Full-Text Search¶
TongGraph provides explicit named full-text indexes for node or edge string properties. Full-text search is a separate retrieval surface from the structured query DSL and embedded Cypher subset. Search results return graph entity IDs that can be passed to record lookup, traversal, or subgraph APIs.
Create And Inspect Indexes¶
from tonggraph import Graph
graph = Graph("documents.db")
graph.create_fulltext_index(
"documents",
target="node",
properties=["title", "content"],
tokenizer="unicode61",
)
print(graph.fulltext_indexes())
An index has one target (node or edge), an ordered non-empty list of property
names, and one tokenizer. Only string property values are indexed. Labels, edge
types, and external_id remain exact lookup or filtering fields rather than
indexed text.
Index names are unique. drop_fulltext_index(name) removes a definition and its
derived index rows. rebuild_fulltext_index(name=None) rebuilds one index or all
indexes from the property graph source of truth.
Search¶
results = graph.search_text(
"documents",
"graph database",
mode="all",
labels=["Document"],
properties={"published": True},
limit=20,
offset=0,
)
Each result is a dictionary:
Results are ordered by descending score and then ascending internal ID. Scores are deterministic within a result set and are calculated by the shared Rust matcher, so in-memory graphs, SQLite graphs, and snapshots use the same final filtering and ordering.
Node indexes accept labels and exact scalar properties filters. Edge indexes
accept edge_type and exact scalar properties filters. Passing a filter for
the wrong entity kind raises an error.
Query Modes¶
| Mode | Meaning |
|---|---|
all |
Every normalized query term or fragment must occur. |
any |
At least one normalized query term or fragment must occur. |
phrase |
The normalized phrase must occur contiguously in one indexed field. |
prefix |
Every query term must prefix a token; supported only by unicode61. |
Queries are parsed as data and do not expose raw FTS5 syntax.
Tokenizers¶
unicode61 is the default. It provides Unicode-aware token lookup and is the
recommended choice for English and whitespace-separated text.
trigram provides substring lookup and is useful for Chinese text or other
content without word separators.
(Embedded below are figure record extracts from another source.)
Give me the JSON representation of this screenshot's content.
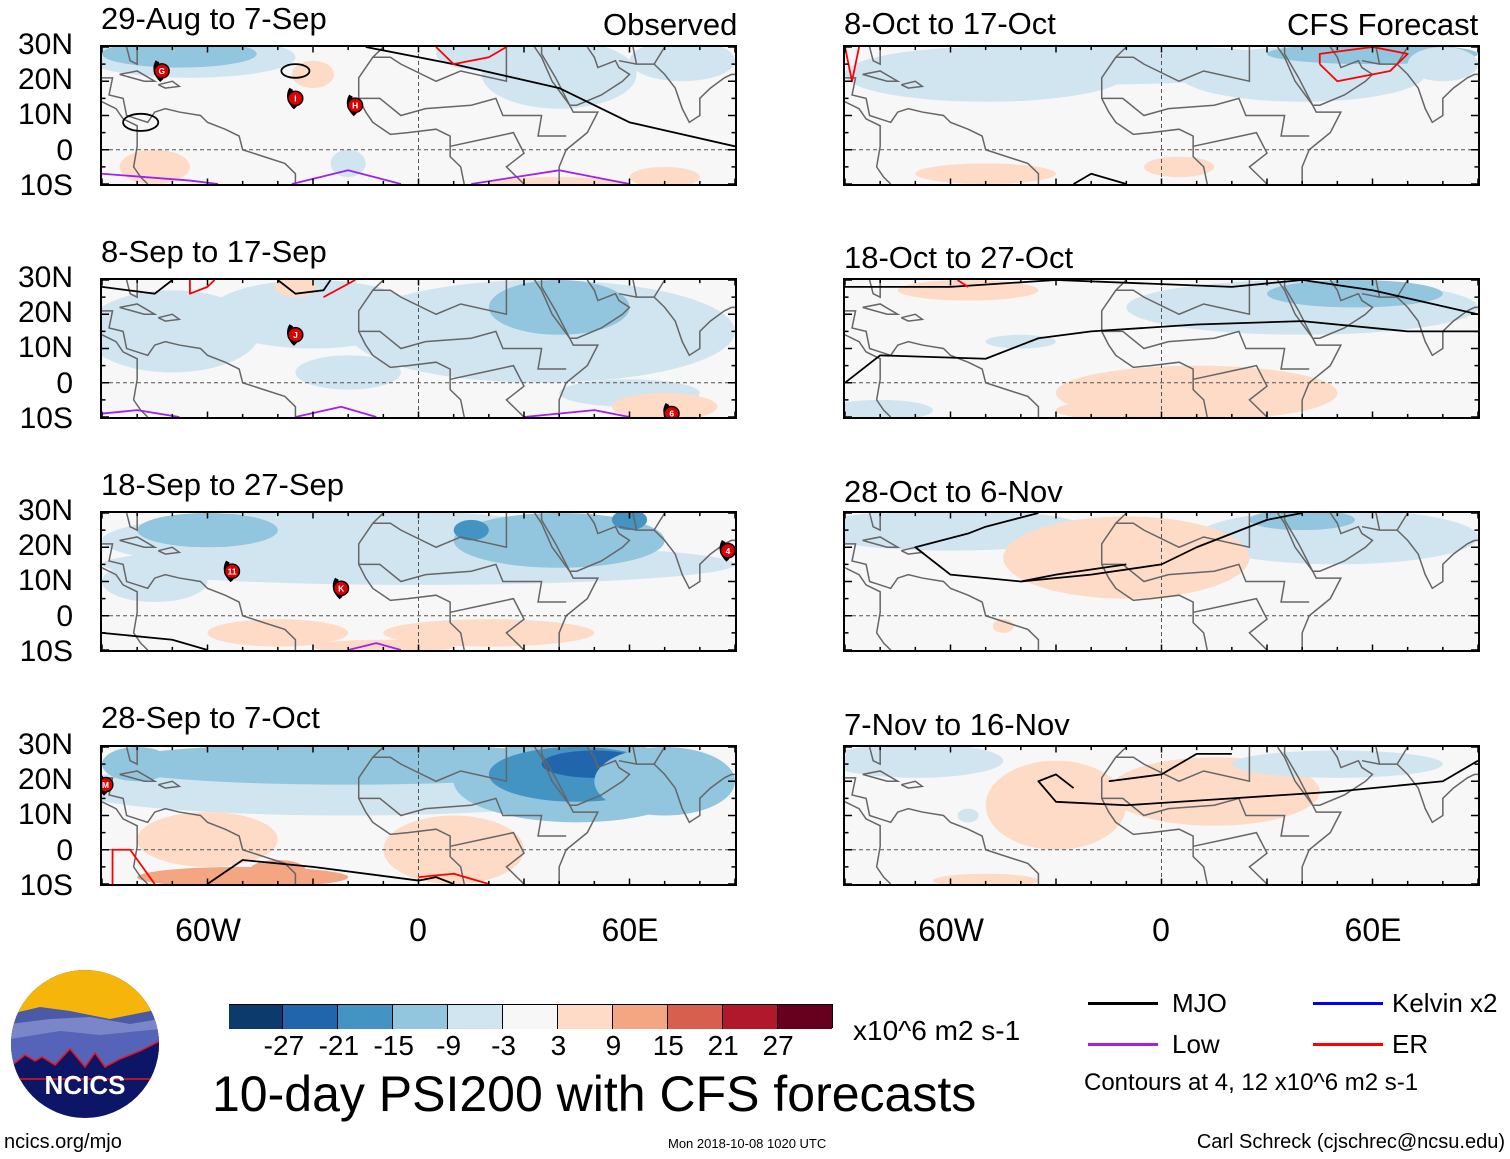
{
  "title": "10-day PSI200 with CFS forecasts",
  "column_headers": {
    "left": "Observed",
    "right": "CFS Forecast"
  },
  "lat_ticks": [
    "30N",
    "20N",
    "10N",
    "0",
    "10S"
  ],
  "lon_ticks": [
    "60W",
    "0",
    "60E"
  ],
  "chart_data": [
    {
      "type": "heatmap",
      "title": "29-Aug to 7-Sep",
      "column": "Observed",
      "storms": [
        {
          "label": "G",
          "lon": -73,
          "lat": 23
        },
        {
          "label": "I",
          "lon": -35,
          "lat": 15
        },
        {
          "label": "H",
          "lon": -18,
          "lat": 13
        }
      ]
    },
    {
      "type": "heatmap",
      "title": "8-Sep to 17-Sep",
      "column": "Observed",
      "storms": [
        {
          "label": "J",
          "lon": -35,
          "lat": 14
        },
        {
          "label": "6",
          "lon": 72,
          "lat": -9
        }
      ]
    },
    {
      "type": "heatmap",
      "title": "18-Sep to 27-Sep",
      "column": "Observed",
      "storms": [
        {
          "label": "11",
          "lon": -53,
          "lat": 13
        },
        {
          "label": "K",
          "lon": -22,
          "lat": 8
        },
        {
          "label": "4",
          "lon": 88,
          "lat": 19
        }
      ]
    },
    {
      "type": "heatmap",
      "title": "28-Sep to 7-Oct",
      "column": "Observed",
      "storms": [
        {
          "label": "M",
          "lon": -89,
          "lat": 19
        }
      ]
    },
    {
      "type": "heatmap",
      "title": "8-Oct to 17-Oct",
      "column": "CFS Forecast",
      "storms": []
    },
    {
      "type": "heatmap",
      "title": "18-Oct to 27-Oct",
      "column": "CFS Forecast",
      "storms": []
    },
    {
      "type": "heatmap",
      "title": "28-Oct to 6-Nov",
      "column": "CFS Forecast",
      "storms": []
    },
    {
      "type": "heatmap",
      "title": "7-Nov to 16-Nov",
      "column": "CFS Forecast",
      "storms": []
    }
  ],
  "axes": {
    "lon_range": [
      -90,
      90
    ],
    "lat_range": [
      -10,
      30
    ]
  },
  "colorbar": {
    "labels": [
      "-27",
      "-21",
      "-15",
      "-9",
      "-3",
      "3",
      "9",
      "15",
      "21",
      "27"
    ],
    "colors": [
      "#0c3a6d",
      "#2166ac",
      "#4393c3",
      "#92c5de",
      "#d1e5f0",
      "#f7f7f7",
      "#fddbc7",
      "#f4a582",
      "#d6604d",
      "#b2182b",
      "#67001f"
    ],
    "units": "x10^6 m2 s-1"
  },
  "legend": [
    {
      "label": "MJO",
      "color": "#000000"
    },
    {
      "label": "Kelvin x2",
      "color": "#0000ff"
    },
    {
      "label": "Low",
      "color": "#a020f0"
    },
    {
      "label": "ER",
      "color": "#ff0000"
    }
  ],
  "contours_note": "Contours at 4, 12 x10^6 m2 s-1",
  "logo_text": "NCICS",
  "footer": {
    "url": "ncics.org/mjo",
    "timestamp": "Mon 2018-10-08 1020 UTC",
    "author": "Carl Schreck (cjschrec@ncsu.edu)"
  }
}
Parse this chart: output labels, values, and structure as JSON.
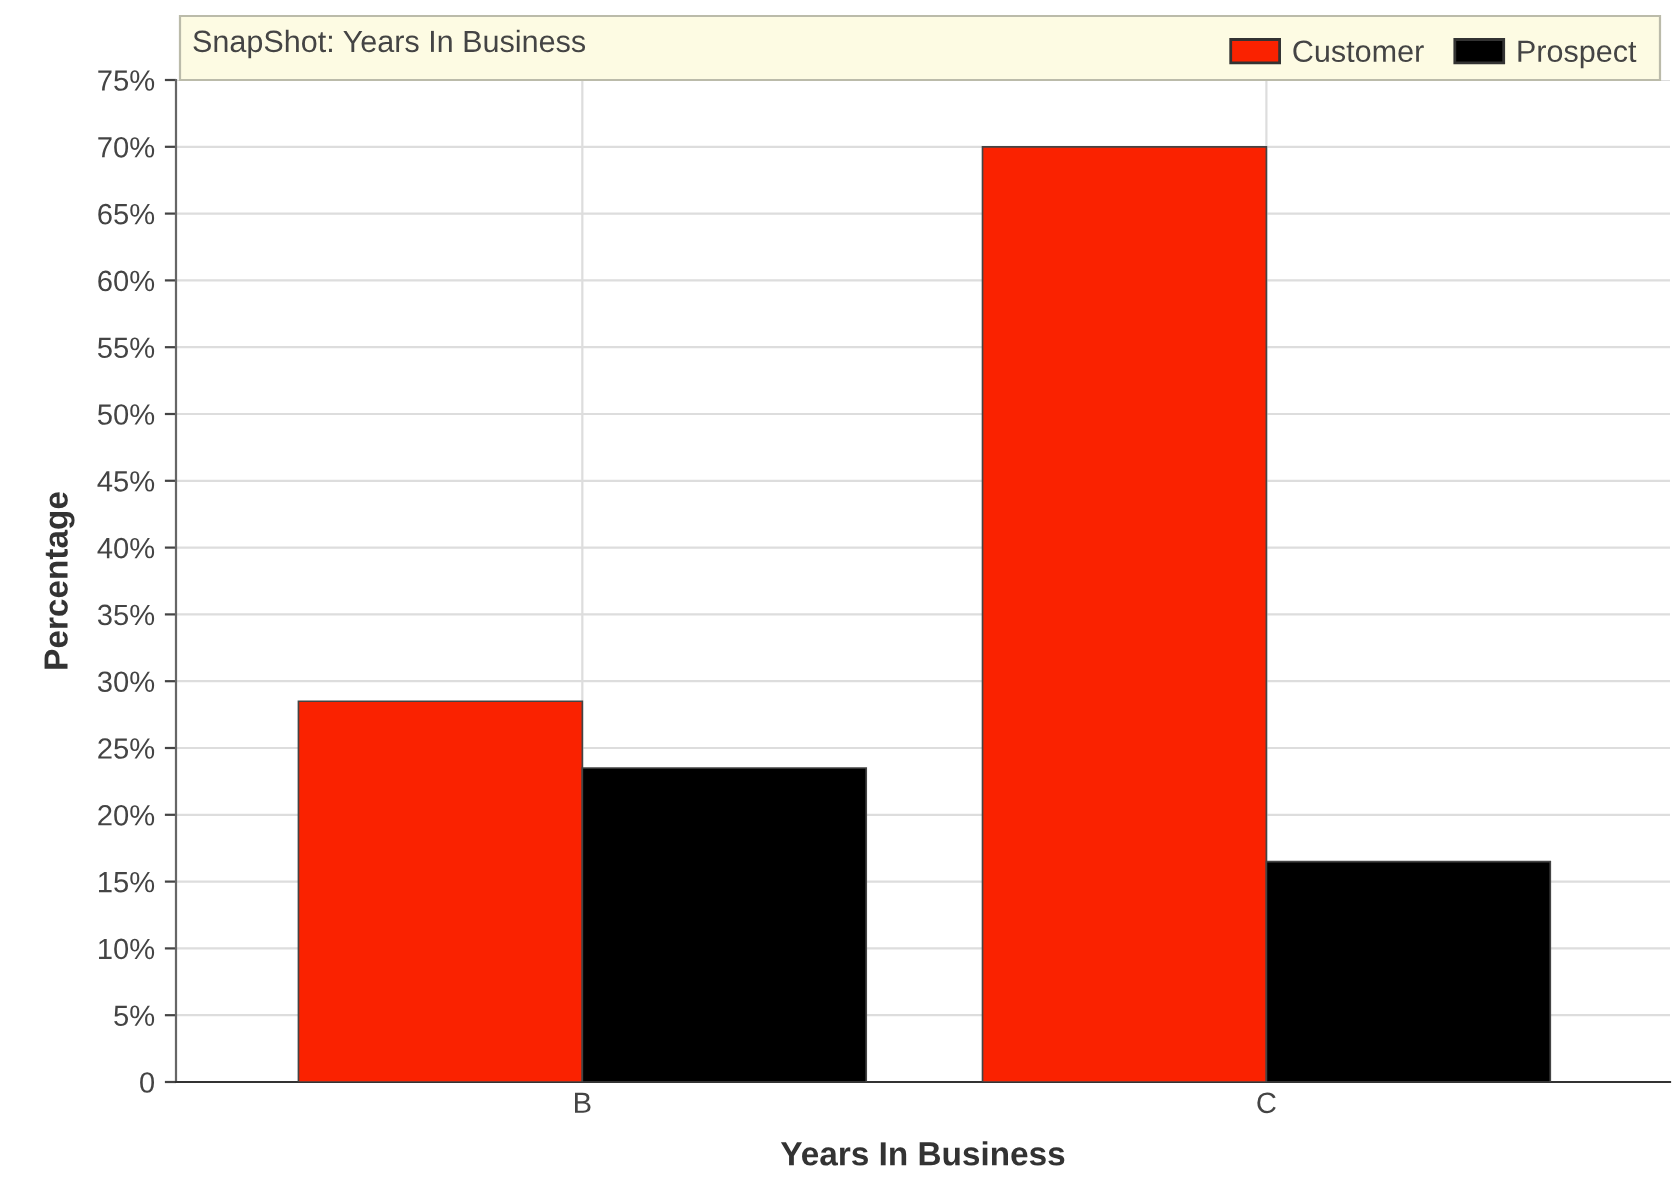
{
  "chart_data": {
    "type": "bar",
    "title": "SnapShot: Years In Business",
    "xlabel": "Years In Business",
    "ylabel": "Percentage",
    "categories": [
      "B",
      "C"
    ],
    "series": [
      {
        "name": "Customer",
        "color": "#fa2200",
        "values": [
          28.5,
          70
        ]
      },
      {
        "name": "Prospect",
        "color": "#000000",
        "values": [
          23.5,
          16.5
        ]
      }
    ],
    "ylim": [
      0,
      75
    ],
    "yticks": [
      {
        "value": 0,
        "label": "0"
      },
      {
        "value": 5,
        "label": "5%"
      },
      {
        "value": 10,
        "label": "10%"
      },
      {
        "value": 15,
        "label": "15%"
      },
      {
        "value": 20,
        "label": "20%"
      },
      {
        "value": 25,
        "label": "25%"
      },
      {
        "value": 30,
        "label": "30%"
      },
      {
        "value": 35,
        "label": "35%"
      },
      {
        "value": 40,
        "label": "40%"
      },
      {
        "value": 45,
        "label": "45%"
      },
      {
        "value": 50,
        "label": "50%"
      },
      {
        "value": 55,
        "label": "55%"
      },
      {
        "value": 60,
        "label": "60%"
      },
      {
        "value": 65,
        "label": "65%"
      },
      {
        "value": 70,
        "label": "70%"
      },
      {
        "value": 75,
        "label": "75%"
      }
    ],
    "grid": true,
    "legend": "top right"
  }
}
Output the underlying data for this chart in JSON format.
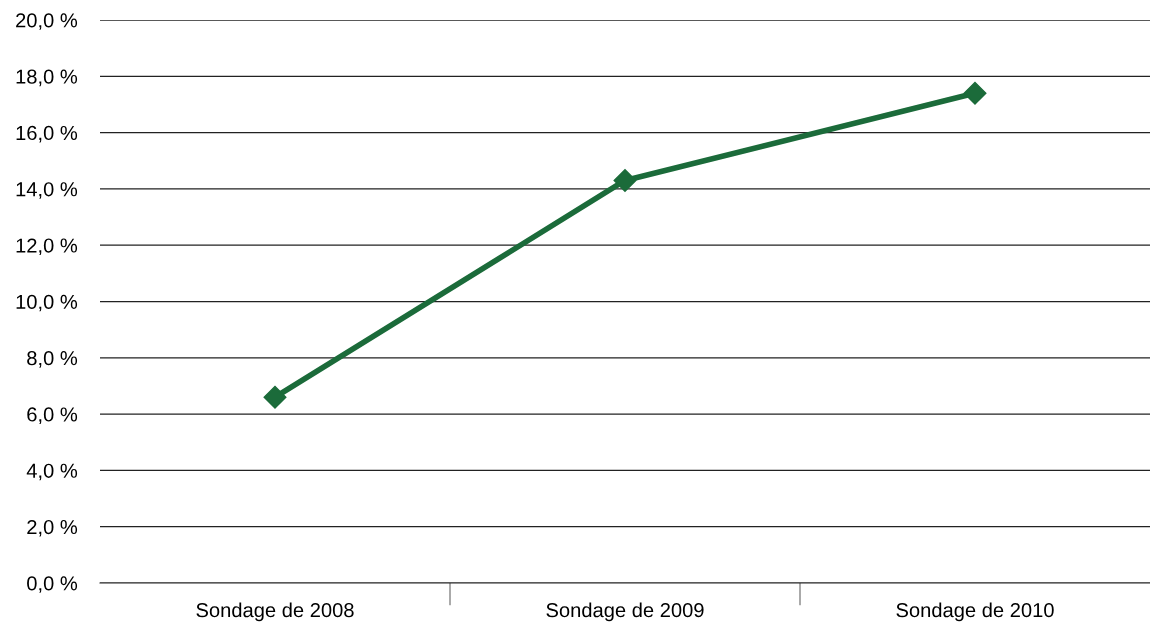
{
  "chart_data": {
    "type": "line",
    "categories": [
      "Sondage de 2008",
      "Sondage de 2009",
      "Sondage de 2010"
    ],
    "series": [
      {
        "color": "#1b6b3a",
        "values": [
          6.6,
          14.3,
          17.4
        ]
      }
    ],
    "ylim": [
      0,
      20
    ],
    "yticks": [
      {
        "value": 0,
        "label": "0,0 %"
      },
      {
        "value": 2,
        "label": "2,0 %"
      },
      {
        "value": 4,
        "label": "4,0 %"
      },
      {
        "value": 6,
        "label": "6,0 %"
      },
      {
        "value": 8,
        "label": "8,0 %"
      },
      {
        "value": 10,
        "label": "10,0 %"
      },
      {
        "value": 12,
        "label": "12,0 %"
      },
      {
        "value": 14,
        "label": "14,0 %"
      },
      {
        "value": 16,
        "label": "16,0 %"
      },
      {
        "value": 18,
        "label": "18,0 %"
      },
      {
        "value": 20,
        "label": "20,0 %"
      }
    ],
    "grid": "y",
    "marker": "diamond",
    "line_style": "solid"
  }
}
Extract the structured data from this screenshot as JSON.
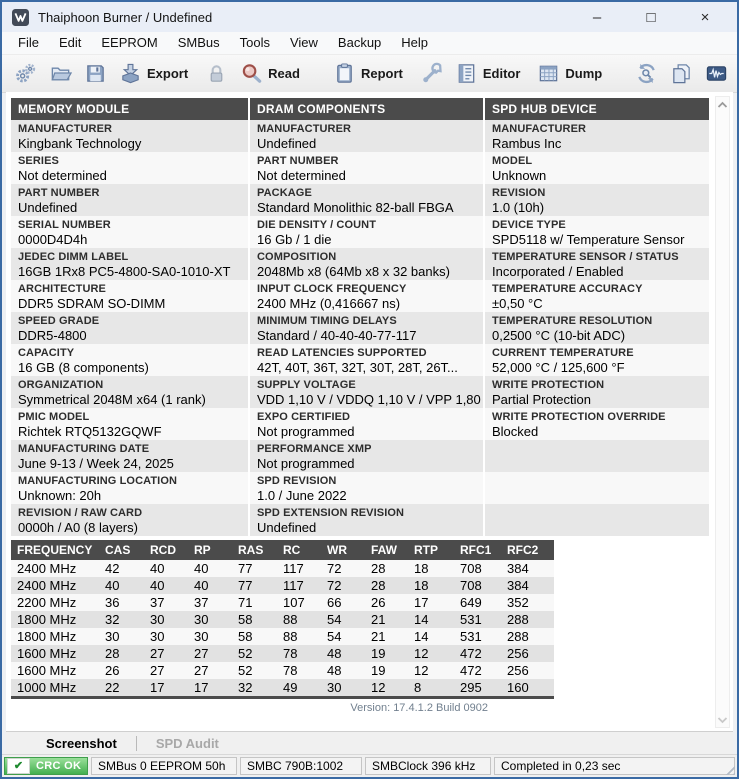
{
  "window": {
    "title": "Thaiphoon Burner / Undefined",
    "controls": {
      "minimize": "–",
      "maximize": "□",
      "close": "×"
    }
  },
  "menu": {
    "items": [
      "File",
      "Edit",
      "EEPROM",
      "SMBus",
      "Tools",
      "View",
      "Backup",
      "Help"
    ]
  },
  "toolbar": {
    "buttons": [
      {
        "icon": "settings-gears-icon"
      },
      {
        "icon": "open-folder-icon"
      },
      {
        "icon": "save-icon"
      },
      {
        "icon": "export-icon",
        "label": "Export"
      },
      {
        "icon": "lock-icon"
      },
      {
        "icon": "read-icon",
        "label": "Read"
      },
      {
        "separator": true
      },
      {
        "icon": "report-icon",
        "label": "Report"
      },
      {
        "icon": "wrench-icon"
      },
      {
        "icon": "editor-icon",
        "label": "Editor"
      },
      {
        "icon": "dump-icon",
        "label": "Dump"
      },
      {
        "separator": true
      },
      {
        "icon": "refresh-search-icon"
      },
      {
        "icon": "copy-icon"
      },
      {
        "icon": "waveform-icon"
      }
    ]
  },
  "sections": [
    {
      "title": "MEMORY MODULE",
      "rows": [
        {
          "label": "MANUFACTURER",
          "value": "Kingbank Technology"
        },
        {
          "label": "SERIES",
          "value": "Not determined"
        },
        {
          "label": "PART NUMBER",
          "value": "Undefined"
        },
        {
          "label": "SERIAL NUMBER",
          "value": "0000D4D4h"
        },
        {
          "label": "JEDEC DIMM LABEL",
          "value": "16GB 1Rx8 PC5-4800-SA0-1010-XT"
        },
        {
          "label": "ARCHITECTURE",
          "value": "DDR5 SDRAM SO-DIMM"
        },
        {
          "label": "SPEED GRADE",
          "value": "DDR5-4800"
        },
        {
          "label": "CAPACITY",
          "value": "16 GB (8 components)"
        },
        {
          "label": "ORGANIZATION",
          "value": "Symmetrical 2048M x64 (1 rank)"
        },
        {
          "label": "PMIC MODEL",
          "value": "Richtek RTQ5132GQWF"
        },
        {
          "label": "MANUFACTURING DATE",
          "value": "June 9-13 / Week 24, 2025"
        },
        {
          "label": "MANUFACTURING LOCATION",
          "value": "Unknown: 20h"
        },
        {
          "label": "REVISION / RAW CARD",
          "value": "0000h / A0 (8 layers)"
        }
      ]
    },
    {
      "title": "DRAM COMPONENTS",
      "rows": [
        {
          "label": "MANUFACTURER",
          "value": "Undefined"
        },
        {
          "label": "PART NUMBER",
          "value": "Not determined"
        },
        {
          "label": "PACKAGE",
          "value": "Standard Monolithic 82-ball FBGA"
        },
        {
          "label": "DIE DENSITY / COUNT",
          "value": "16 Gb / 1 die"
        },
        {
          "label": "COMPOSITION",
          "value": "2048Mb x8 (64Mb x8 x 32 banks)"
        },
        {
          "label": "INPUT CLOCK FREQUENCY",
          "value": "2400 MHz (0,416667 ns)"
        },
        {
          "label": "MINIMUM TIMING DELAYS",
          "value": "Standard / 40-40-40-77-117"
        },
        {
          "label": "READ LATENCIES SUPPORTED",
          "value": "42T, 40T, 36T, 32T, 30T, 28T, 26T..."
        },
        {
          "label": "SUPPLY VOLTAGE",
          "value": "VDD 1,10 V / VDDQ 1,10 V / VPP 1,80 V"
        },
        {
          "label": "EXPO CERTIFIED",
          "value": "Not programmed"
        },
        {
          "label": "PERFORMANCE XMP",
          "value": "Not programmed"
        },
        {
          "label": "SPD REVISION",
          "value": "1.0 / June 2022"
        },
        {
          "label": "SPD EXTENSION REVISION",
          "value": "Undefined"
        }
      ]
    },
    {
      "title": "SPD HUB DEVICE",
      "rows": [
        {
          "label": "MANUFACTURER",
          "value": "Rambus Inc"
        },
        {
          "label": "MODEL",
          "value": "Unknown"
        },
        {
          "label": "REVISION",
          "value": "1.0 (10h)"
        },
        {
          "label": "DEVICE TYPE",
          "value": "SPD5118 w/ Temperature Sensor"
        },
        {
          "label": "TEMPERATURE SENSOR / STATUS",
          "value": "Incorporated / Enabled"
        },
        {
          "label": "TEMPERATURE ACCURACY",
          "value": "±0,50 °C"
        },
        {
          "label": "TEMPERATURE RESOLUTION",
          "value": "0,2500 °C (10-bit ADC)"
        },
        {
          "label": "CURRENT TEMPERATURE",
          "value": "52,000 °C / 125,600 °F"
        },
        {
          "label": "WRITE PROTECTION",
          "value": "Partial Protection"
        },
        {
          "label": "WRITE PROTECTION OVERRIDE",
          "value": "Blocked"
        },
        {
          "label": "",
          "value": ""
        },
        {
          "label": "",
          "value": ""
        },
        {
          "label": "",
          "value": ""
        }
      ]
    }
  ],
  "timing_table": {
    "headers": [
      "FREQUENCY",
      "CAS",
      "RCD",
      "RP",
      "RAS",
      "RC",
      "WR",
      "FAW",
      "RTP",
      "RFC1",
      "RFC2"
    ],
    "rows": [
      [
        "2400 MHz",
        "42",
        "40",
        "40",
        "77",
        "117",
        "72",
        "28",
        "18",
        "708",
        "384"
      ],
      [
        "2400 MHz",
        "40",
        "40",
        "40",
        "77",
        "117",
        "72",
        "28",
        "18",
        "708",
        "384"
      ],
      [
        "2200 MHz",
        "36",
        "37",
        "37",
        "71",
        "107",
        "66",
        "26",
        "17",
        "649",
        "352"
      ],
      [
        "1800 MHz",
        "32",
        "30",
        "30",
        "58",
        "88",
        "54",
        "21",
        "14",
        "531",
        "288"
      ],
      [
        "1800 MHz",
        "30",
        "30",
        "30",
        "58",
        "88",
        "54",
        "21",
        "14",
        "531",
        "288"
      ],
      [
        "1600 MHz",
        "28",
        "27",
        "27",
        "52",
        "78",
        "48",
        "19",
        "12",
        "472",
        "256"
      ],
      [
        "1600 MHz",
        "26",
        "27",
        "27",
        "52",
        "78",
        "48",
        "19",
        "12",
        "472",
        "256"
      ],
      [
        "1000 MHz",
        "22",
        "17",
        "17",
        "32",
        "49",
        "30",
        "12",
        "8",
        "295",
        "160"
      ]
    ]
  },
  "version_label": "Version: 17.4.1.2 Build 0902",
  "tabs": [
    {
      "label": "Screenshot",
      "active": true
    },
    {
      "label": "SPD Audit",
      "active": false
    }
  ],
  "statusbar": {
    "check_icon": "✔",
    "crc_label": "CRC OK",
    "panels": [
      "SMBus 0 EEPROM 50h",
      "SMBC 790B:1002",
      "SMBClock 396 kHz",
      "Completed in 0,23 sec"
    ]
  }
}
Every trigram query fragment must contain at
least three Unicode characters. Prefix mode is not available for trigram
indexes.
Storage And Consistency¶
In-memory graphs evaluate named indexes through deterministic scans. SQLite-backed graphs persist index definitions and use SQLite FTS5 for candidate recall. The Rust matcher then applies the same final matching, filters, scores, and ordering used by in-memory graphs.
Creating an index backfills existing records. Node and edge creates, updates, string-to-non-string property changes, and deletes synchronize FTS rows in the same SQLite transaction as the graph mutation. On reopen, TongGraph recreates missing FTS tables and rebuilds all persisted index definitions. The graph records remain the source of truth.
Snapshots copy index definitions and graph records, then search their frozen state without a persistence handle. Extracted subgraphs also retain the parent index definitions and search only entities present in that subgraph.
Current boundary
Full-text search is exposed through search_text() rather than through the
structured query DSL or Cypher. Highlighting, snippets, spelling correction,
synonyms, field weights, and custom tokenizers are not implemented.